Several reform-minded commentators brushed off the failure of Rouhani and President Obama to meet on the sidelines of the U.N. gathering as a result of the backlash the Iranian leader would have faced from Islamic conservatives if he had attended an event where alcohol was served.
The planned venue for a hoped-for handshake between the men was a Tuesday luncheon hosted by U.N. Secretary-General Ban Ki-moon. The Iranian delegation declined to attend.
"Apart from wanting to avoid a party where alcohol was being served, President Rouhani probably didn't want to expend all the opportunity for rapprochement in one go," said Abolhasan Mokhtabad, a musicologist and staunch supporter of Rouhani.
He added that the president probably wanted to first see what transpires at a Thursday meeting between Iranian Foreign Minister Mohammad Javad Zarif and U.S. Secretary of State John F. Kerry before committing to any gesture of conciliation.
In a sign of disappointment that an end to sanctions isn’t as close as many Iranians had hoped, the value of their currency against dollars, euros and pounds dropped about 6% among street traders Wednesday. Iran’s rial has already lost more than half its pre-sanctions value, as oil revenues have declined and Iran has been shut out of international financial networks.
Sadegh Zibakalam, a pro-reform political scientist, told the semiofficial Iranian Labor News Agency that those who voted for Rouhani were disappointed his speech didn't offer more. But Rouhani "said as much as he could, not as much as he would have liked," said Zibakalam.

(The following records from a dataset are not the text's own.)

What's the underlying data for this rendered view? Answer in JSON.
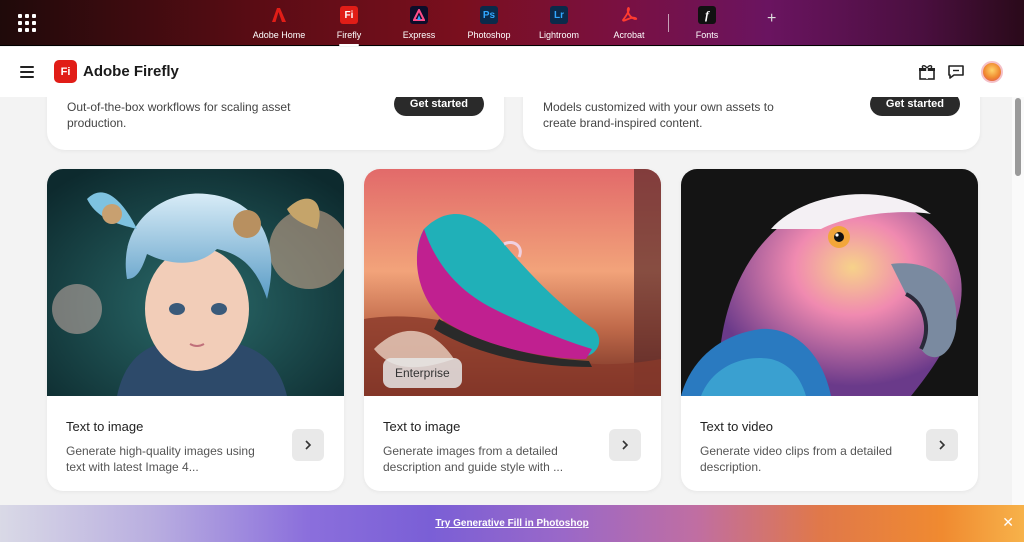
{
  "appbar": {
    "apps": [
      {
        "name": "Adobe Home",
        "glyph": "A",
        "color": "#e11d17",
        "active": false
      },
      {
        "name": "Firefly",
        "glyph": "Fi",
        "color": "#e11d17",
        "active": true
      },
      {
        "name": "Express",
        "glyph": "A",
        "color": "#0d0d2a",
        "active": false
      },
      {
        "name": "Photoshop",
        "glyph": "Ps",
        "color": "#0b2a4a",
        "active": false
      },
      {
        "name": "Lightroom",
        "glyph": "Lr",
        "color": "#0b2a4a",
        "active": false
      },
      {
        "name": "Acrobat",
        "glyph": "A",
        "color": "#e11d17",
        "active": false
      },
      {
        "name": "Fonts",
        "glyph": "f",
        "color": "#111111",
        "active": false
      }
    ]
  },
  "header": {
    "logo_text": "Fi",
    "brand": "Adobe Firefly"
  },
  "top_cards": [
    {
      "text": "Out-of-the-box workflows for scaling asset production.",
      "button": "Get started"
    },
    {
      "text": "Models customized with your own assets to create brand-inspired content.",
      "button": "Get started"
    }
  ],
  "cards": [
    {
      "title": "Text to image",
      "desc": "Generate high-quality images using text with latest Image 4...",
      "badge": ""
    },
    {
      "title": "Text to image",
      "desc": "Generate images from a detailed description and guide style with ...",
      "badge": "Enterprise"
    },
    {
      "title": "Text to video",
      "desc": "Generate video clips from a detailed description.",
      "badge": ""
    }
  ],
  "promo": {
    "link": "Try Generative Fill in Photoshop"
  }
}
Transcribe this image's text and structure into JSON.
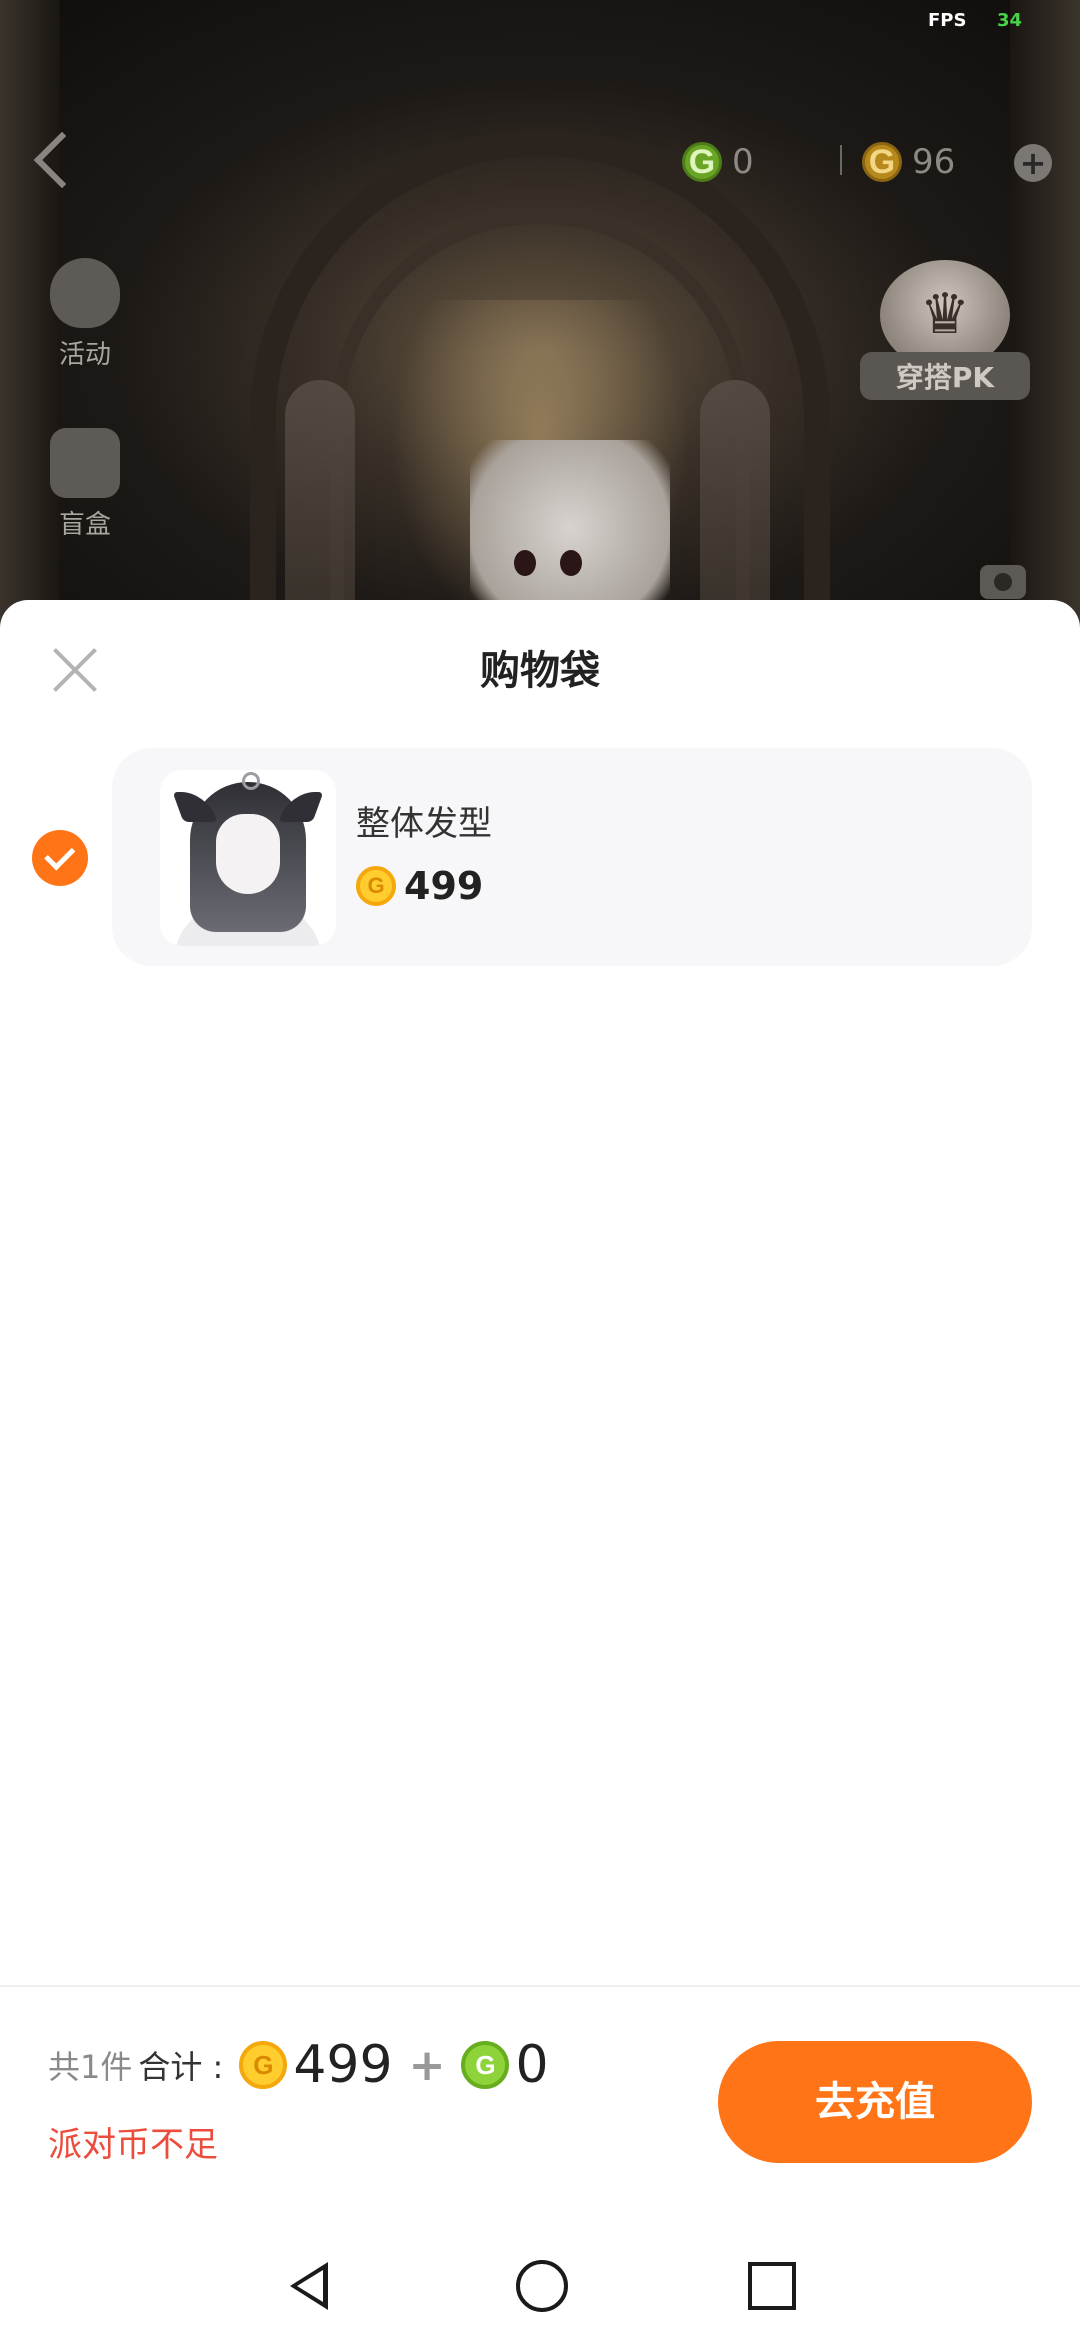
{
  "status_bar": {
    "fps_label": "FPS",
    "fps_value": "34"
  },
  "top_bar": {
    "green_coin_amount": "0",
    "gold_coin_amount": "96",
    "add_symbol": "+"
  },
  "side_menu": {
    "activity_label": "活动",
    "blind_box_label": "盲盒"
  },
  "pk_badge": {
    "label": "穿搭PK"
  },
  "sheet": {
    "title": "购物袋",
    "items": [
      {
        "name": "整体发型",
        "price": "499",
        "selected": true
      }
    ]
  },
  "footer": {
    "count_label": "共1件",
    "total_label": "合计 :",
    "gold_total": "499",
    "plus": "+",
    "green_total": "0",
    "warning": "派对币不足",
    "recharge_button": "去充值"
  },
  "colors": {
    "accent": "#ff7417",
    "warning": "#ec4c3c",
    "gold_coin": "#ffcd2e",
    "green_coin": "#8fd33b",
    "fps_value": "#48d24a"
  },
  "icons": {
    "coin_glyph": "G"
  }
}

The reformist daily Bahar newspaper gave a positive account of Rouhani's address, saying the more moderate leader, who replaced confrontational former President Mahmoud Ahmadinejad last month, had "conveyed to the ears of the world Iran's message of peace, hope, freedom and the injustice of sanctions."
Conservative political analysts and newspapers aligned with the Iranian Revolutionary Guard Corps, which enforces the religious leadership's more hard-line political and social policies, applauded Rouhani's criticism of the United States and Israel, even if he didn't name them outright, as Ahmadinejad was wont to do.

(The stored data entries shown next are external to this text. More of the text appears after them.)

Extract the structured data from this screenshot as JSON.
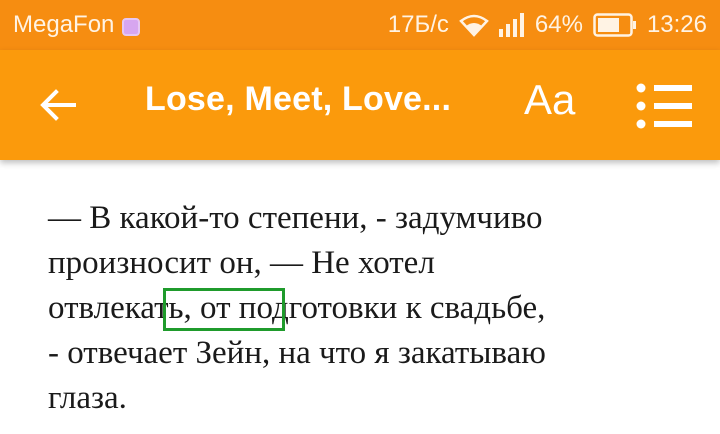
{
  "status_bar": {
    "carrier": "MegaFon",
    "speed": "17Б/с",
    "battery": "64%",
    "time": "13:26"
  },
  "app_bar": {
    "title": "Lose, Meet, Love...",
    "font_button": "Aa"
  },
  "content": {
    "lines": [
      "— В какой-то степени, - задумчиво",
      "произносит он, — Не хотел",
      "отвлекать, от подготовки к свадьбе,",
      "- отвечает Зейн, на что я закатываю",
      "глаза."
    ]
  },
  "colors": {
    "status_bar": "#f68d11",
    "app_bar": "#fb9a0c",
    "highlight": "#1f9b2c"
  }
}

Rouhani alluded to "three decades of crimes" against the Islamic Republic and the "violence" of U.S.-driven economic sanctions on his people. He also denounced U.S. drone strikes against "innocent civilians" and called for a halt to not-so-subtle U.S. and Israeli threats to bomb Iran when they speak of "keeping the military option on the table."
"The simplest way to resolve the nuclear issue is the [West's] recognition of Iran's inalienable right of enrichment," the Fars News Agency, a conservative mouthpiece, said of Rouhani's message.
Kayhan, another publication aligned with the conservative supreme leader, Ayatollah Ali Khamenei, focused its report on Obama's "bragging." Its account ignored Rouhani's calls for Iran and the United States to bury the animosity that has characterized their relationship since the 1979 Islamic Revolution.
Special correspondent Mostaghim reported from Tehran and Times staff writer Williams from Los Angeles.